The Spanish Constitutional Court (TC) declares that an internet search by name is likely to infringe the right to oblivion
The First Chamber of the TC upheld the application for amparo presented by two persons who considered infringed their rights to honour, privacy and protection of data by the use of web technologies. Because their first and last name appeared in the search engines of library-newspaper archives. The application was made against a judicial decision of the Spanish Supreme Court of 15th of October of 2015 about the digital “right to be forgotten” of prosecuted persons for their implication in a case of drug trafficking and drug use in the 80’s in which the civil Court denied the relevance of erasing the last and first names of the data collected in the library-newspaper archive and concluded that it consisted in an excessive restriction of the freedom of information. Consequently, the plaintiffs alleged an infringement of their right to “be forgotten”, based on article 17 of the EU Regulation on the protection of natural persons with regard to the processing of personal data.

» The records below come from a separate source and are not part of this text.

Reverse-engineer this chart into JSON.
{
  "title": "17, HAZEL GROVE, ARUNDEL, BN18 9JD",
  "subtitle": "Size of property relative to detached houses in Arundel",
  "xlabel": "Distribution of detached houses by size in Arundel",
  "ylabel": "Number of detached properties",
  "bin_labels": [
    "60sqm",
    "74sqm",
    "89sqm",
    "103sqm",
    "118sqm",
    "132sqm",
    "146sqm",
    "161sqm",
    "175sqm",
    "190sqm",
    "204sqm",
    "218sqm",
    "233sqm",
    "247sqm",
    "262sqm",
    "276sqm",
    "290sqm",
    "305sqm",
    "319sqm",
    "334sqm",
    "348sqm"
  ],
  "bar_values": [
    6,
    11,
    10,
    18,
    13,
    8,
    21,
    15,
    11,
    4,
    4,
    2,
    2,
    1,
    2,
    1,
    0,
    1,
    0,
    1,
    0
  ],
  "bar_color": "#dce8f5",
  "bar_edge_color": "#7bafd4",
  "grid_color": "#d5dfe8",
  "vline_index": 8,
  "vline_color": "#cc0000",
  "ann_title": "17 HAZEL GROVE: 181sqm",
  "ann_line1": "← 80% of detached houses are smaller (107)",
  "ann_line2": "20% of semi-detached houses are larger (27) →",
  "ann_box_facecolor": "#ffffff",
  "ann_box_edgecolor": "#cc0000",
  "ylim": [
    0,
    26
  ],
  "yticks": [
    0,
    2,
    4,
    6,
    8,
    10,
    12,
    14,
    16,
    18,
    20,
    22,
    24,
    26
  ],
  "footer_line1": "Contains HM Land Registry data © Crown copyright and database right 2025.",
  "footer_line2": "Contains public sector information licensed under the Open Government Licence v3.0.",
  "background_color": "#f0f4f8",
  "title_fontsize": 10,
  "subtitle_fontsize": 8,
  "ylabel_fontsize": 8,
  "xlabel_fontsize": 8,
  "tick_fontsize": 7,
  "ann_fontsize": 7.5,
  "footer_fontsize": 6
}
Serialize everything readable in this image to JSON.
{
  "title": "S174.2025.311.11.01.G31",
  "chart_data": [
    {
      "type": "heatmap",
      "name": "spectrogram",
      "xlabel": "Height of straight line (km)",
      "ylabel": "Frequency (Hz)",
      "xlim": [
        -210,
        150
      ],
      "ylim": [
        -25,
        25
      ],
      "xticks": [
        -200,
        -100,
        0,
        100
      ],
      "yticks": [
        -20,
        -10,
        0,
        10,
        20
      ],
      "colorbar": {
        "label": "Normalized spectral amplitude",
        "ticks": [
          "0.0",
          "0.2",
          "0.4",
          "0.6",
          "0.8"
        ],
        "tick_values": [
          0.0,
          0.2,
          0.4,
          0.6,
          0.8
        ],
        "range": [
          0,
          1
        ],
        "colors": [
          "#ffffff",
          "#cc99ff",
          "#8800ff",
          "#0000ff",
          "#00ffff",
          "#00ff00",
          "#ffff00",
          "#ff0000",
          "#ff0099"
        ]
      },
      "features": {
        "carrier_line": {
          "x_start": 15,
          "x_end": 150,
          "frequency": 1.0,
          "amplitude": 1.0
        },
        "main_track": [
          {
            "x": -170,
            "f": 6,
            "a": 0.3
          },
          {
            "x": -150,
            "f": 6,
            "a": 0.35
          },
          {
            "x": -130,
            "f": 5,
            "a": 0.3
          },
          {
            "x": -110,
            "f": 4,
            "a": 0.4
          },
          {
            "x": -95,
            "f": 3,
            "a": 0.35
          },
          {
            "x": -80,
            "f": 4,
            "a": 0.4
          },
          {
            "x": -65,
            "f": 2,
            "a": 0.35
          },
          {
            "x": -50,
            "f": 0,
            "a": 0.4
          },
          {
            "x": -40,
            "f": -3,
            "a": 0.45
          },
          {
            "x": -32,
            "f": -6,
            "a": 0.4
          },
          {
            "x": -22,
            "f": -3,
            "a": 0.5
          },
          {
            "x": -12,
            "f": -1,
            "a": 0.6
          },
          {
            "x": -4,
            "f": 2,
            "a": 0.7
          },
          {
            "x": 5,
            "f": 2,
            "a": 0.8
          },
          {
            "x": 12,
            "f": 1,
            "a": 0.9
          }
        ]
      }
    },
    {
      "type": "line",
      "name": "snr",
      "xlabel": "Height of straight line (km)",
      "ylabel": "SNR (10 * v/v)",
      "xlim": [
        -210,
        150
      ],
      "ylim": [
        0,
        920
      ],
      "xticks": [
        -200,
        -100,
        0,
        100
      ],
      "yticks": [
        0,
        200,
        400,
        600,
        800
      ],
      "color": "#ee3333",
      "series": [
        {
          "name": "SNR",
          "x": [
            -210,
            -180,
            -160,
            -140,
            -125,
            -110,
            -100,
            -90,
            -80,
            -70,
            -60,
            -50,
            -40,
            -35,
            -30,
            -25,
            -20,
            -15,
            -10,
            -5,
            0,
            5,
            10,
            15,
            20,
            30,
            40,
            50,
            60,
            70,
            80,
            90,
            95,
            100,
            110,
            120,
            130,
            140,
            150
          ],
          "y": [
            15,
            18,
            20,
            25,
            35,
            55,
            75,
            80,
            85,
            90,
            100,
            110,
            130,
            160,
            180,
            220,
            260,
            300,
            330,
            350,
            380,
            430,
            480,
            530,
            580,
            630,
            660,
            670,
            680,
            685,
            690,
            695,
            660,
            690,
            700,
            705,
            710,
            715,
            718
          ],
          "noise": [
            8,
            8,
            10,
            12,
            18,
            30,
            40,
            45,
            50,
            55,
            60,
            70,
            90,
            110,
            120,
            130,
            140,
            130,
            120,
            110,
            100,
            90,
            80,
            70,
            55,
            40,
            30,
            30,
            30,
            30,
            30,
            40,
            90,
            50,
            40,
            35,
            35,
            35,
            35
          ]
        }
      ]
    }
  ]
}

To solve this very matter, the decision of the Constitutional Court, issued on July 4th by the First Chamber, specifies that “the prohibition to index personal data, in particular the name of the claimants. For its use by the internal browser of El País has to be restricted, suitable, necessary and proportionate in order to avoid any adverse impact of the broadcast of a news item prejudicial for the rights invoked”.
The solution of the controversy must take in consideration the balance between the freedom of information and the right to informational self, in which the effect of passing of time has an important part regarding the functioning of the communication media and its twofold dimension (informative and investigative). According to this Court, “the universalization of the access to the library-newspaper archives, and the universalization of the access to data through search engines, increases the impact of the interference into the right to informational self (art.18.4 of the Spanish Constitution) and the citizen’s right to privacy (art. 18.1 CE)”.
The Court concludes in its decision to bear in mind that the internal search engines of websites fulfil the function of allowing the discovery and the disclosure of the news. It reminds that such function is secured even if the possibility to make a search using the first and last name of the persons concerned (with any special public impact), is deleted.
Consequently, “it will always be possible when there is an investigative purpose in the search of information apart from the mere journalistic interest about the person under investigation, to trace the news by a topical research, a temporal, geographical one or any other kind of search”.
Therefore, the personal data of the petitioners that do not add any type of interest to the news is not necessary, the initials of their name being sufficient.